They look like donut holes dressed up to look like what we used to call petit fours. Now they are “cake balls” (an unappetizing name to be sure), cake bites, cake bon bons, cake drops, cake-sicles or cake truffles.

All I know is that the bite-sized cake ball trend started a few years ago as bakers thought of ways to use the cake trimmings they carved when making specialty-shaped cakes (ala Ace of Cakes). I’ve actually overlooked them for years….thinking they were truffles…not realizing they are something else.

Now Starbuck’s is on the band-wagon and has started selling cake balls on sticks as “cake pops,” another term used for the sweet little darlings. They are the rage at bridal showers, baby showers, weddings, birthdays, and business functions seemingly coast to coast.

To be sure, the golf-ball sized treats are easier to eat than cupcakes (see my previous blog on cupcake eating).

Basically, to make cake balls you bake a cake of your favorite flavor, crumble it up, and then mush it together with the frosting of choice.  Roll the mixture into a ball, then coat it with a hard coat icing.  I suppose you could cover them with fondant or marzipan, too.

There are some advantages to cake balls:

– Cake balls are cuter than cupcakes.
– Cake balls are smaller than cupcakes.
– Cake balls are easier to eat than cupcakes.
– Cake balls are less expensive to make or buy than cupcakes.

However, cake balls are probably more time consuming, and therefore, harder to achieve a pleasing outcome, than making cupcakes For example, with cake balls you have to make the cake, crumble the cake, combine it with frosting, form it into balls, cover the balls with icing, and decorate (optional). Six steps, including the decorating.

On the other hand, with cupcakes you make the batter, bake it, then frost and decorate (optional). That’s only four steps — two fewer steps, including the decorating, than cake balls.

Either treat is great to enlist the help of kids (their small hands are the perfect size for rolling up the cake balls, hopefully with their hands safely in plastic baggies.)

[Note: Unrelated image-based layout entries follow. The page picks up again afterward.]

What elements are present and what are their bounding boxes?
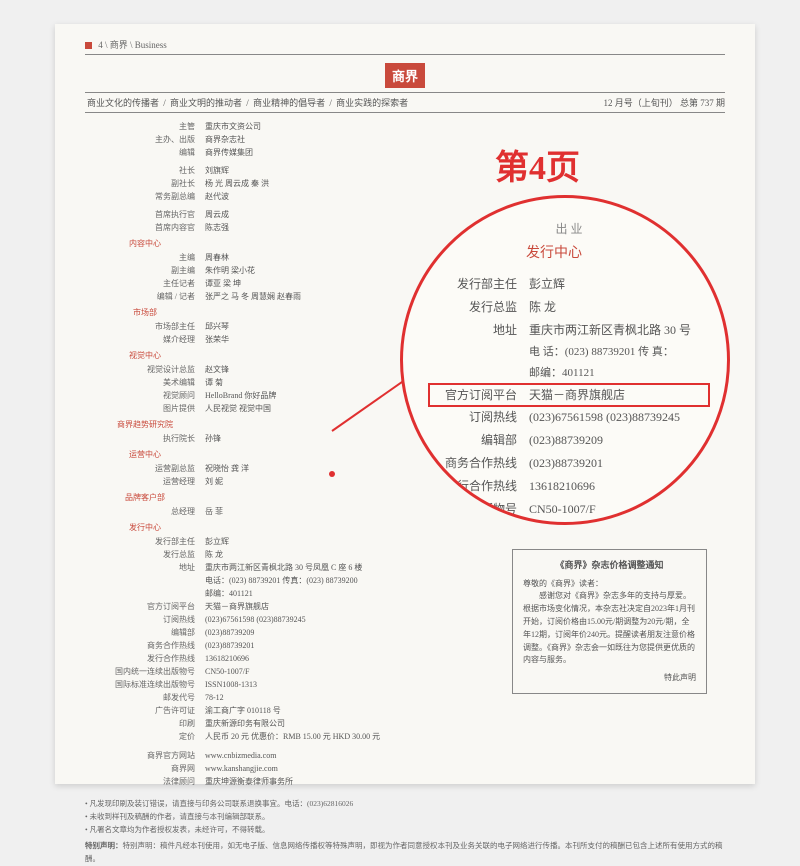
taglines: 商业文化的传播者 / 商业文明的推动者 / 商业精神的倡导者 / 商业实践的探索…	[85, 96, 410, 109]
notice-title: 《商界》杂志价格调整通知	[523, 558, 696, 572]
logo: 商界	[85, 63, 725, 88]
magnify-content: 出 业发行中心发行部主任彭立辉发行总监陈 龙地址重庆市两江新区青枫北路 30 号…	[403, 198, 727, 525]
path-en: Business	[135, 40, 167, 50]
top-bar: 4 \ 商界 \ Business	[85, 38, 725, 55]
callout-title: 第4页	[495, 140, 580, 189]
notice-greet: 尊敬的《商界》读者：	[523, 578, 696, 591]
magnify-circle: 出 业发行中心发行部主任彭立辉发行总监陈 龙地址重庆市两江新区青枫北路 30 号…	[400, 195, 730, 525]
page-number: 4	[98, 40, 103, 50]
price-notice: 《商界》杂志价格调整通知 尊敬的《商界》读者： 感谢您对《商界》杂志多年的支持与…	[512, 549, 707, 694]
path: 商界	[110, 40, 128, 50]
notice-sign: 特此声明	[523, 672, 696, 685]
footnotes: • 凡发现印刷及装订错误，请直接与印务公司联系退换事宜。电话：(023)6281…	[85, 798, 725, 866]
special-statement: 特别声明：特别声明：稿件凡经本刊使用，如无电子版、信息网络传播权等特殊声明，即视…	[85, 840, 725, 866]
tagline-row: 商业文化的传播者 / 商业文明的推动者 / 商业精神的倡导者 / 商业实践的探索…	[85, 92, 725, 113]
leader-dot	[329, 471, 335, 477]
logo-text: 商界	[385, 63, 425, 88]
notice-body: 感谢您对《商界》杂志多年的支持与厚爱。根据市场变化情况，本杂志社决定自2023年…	[523, 590, 696, 667]
square-icon	[85, 42, 92, 49]
issue-info: 12 月号（上旬刊） 总第 737 期	[603, 96, 725, 109]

Here is a simple how-to-make cake balls recipe for the uninitiated:

Cake Balls

Ingredients
1 (18.25-ounce) boxed cake mix plus ingredients called for on box
1 (16-ounce) can prepared frosting
3 ounces Almond Bark Coating or flavored Confectionery Wafer Coating

Directions
Prepare the cake according to package directions. When cool enough to handle and while still warm, crumble the cake into a bowl, then use a hand mixer to break up the cake into fine crumbs. Mix in frosting thoroughly to make a paste. Chill the mixture for 2 hours. Form the mixture into golf-sized balls. Place on wax paper and freeze for at least 6 hours. Remove the balls from the freezer a few at a time and dip them into the warm melted coating using toothpicks or forks.  Place on wax paper to harden. Decorate as desired. Makes about 36 cake balls.

Some recommended cake ball combinations:
Dark Chocolate over Carrot Cake & Cream Cheese Frosting
Milk Chocolate over Strawberry Cake & Strawberry Frosting
Dark Chocolate over Devil’s Food Cake & Fudge Frosting
Orange/Vanilla Coating over Yellow Cake & Buttercream Frosting
Milk Chocolate over White Cake with White Frosting
Milk Chocolate over German Chocolate Cake with Coconut-Pecan Frosting
White Chocolate over Spice Cake with Cream Cheese Frosting
White Chocolate over Lemon Cake with Lemon Frosting
Mint Chocolate over Chocolate Cake with Vanilla Frosting

Hints:
– An ice cream scoop or 1-1/2 ounce cookie dough scoop are helpful to keep portions even
– Roll freshly-coated cake balls in sprinkles, crushed nuts, or flaked coconut.
– Use chopsticks, fondue forks, or skewers to manipulate the cake balls while coating with chocolate or icing.
– Dipped balls will keep well at a cool room temperature for days; if you refrigerate them, the coating may sweat and become icky.

Can you imagine how someone will look back at our family cookbooks and recipe card boxes and wonder what cake balls were … and why they were listed in the index or table of contents or card list?  I hope by then cake balls will have a better name.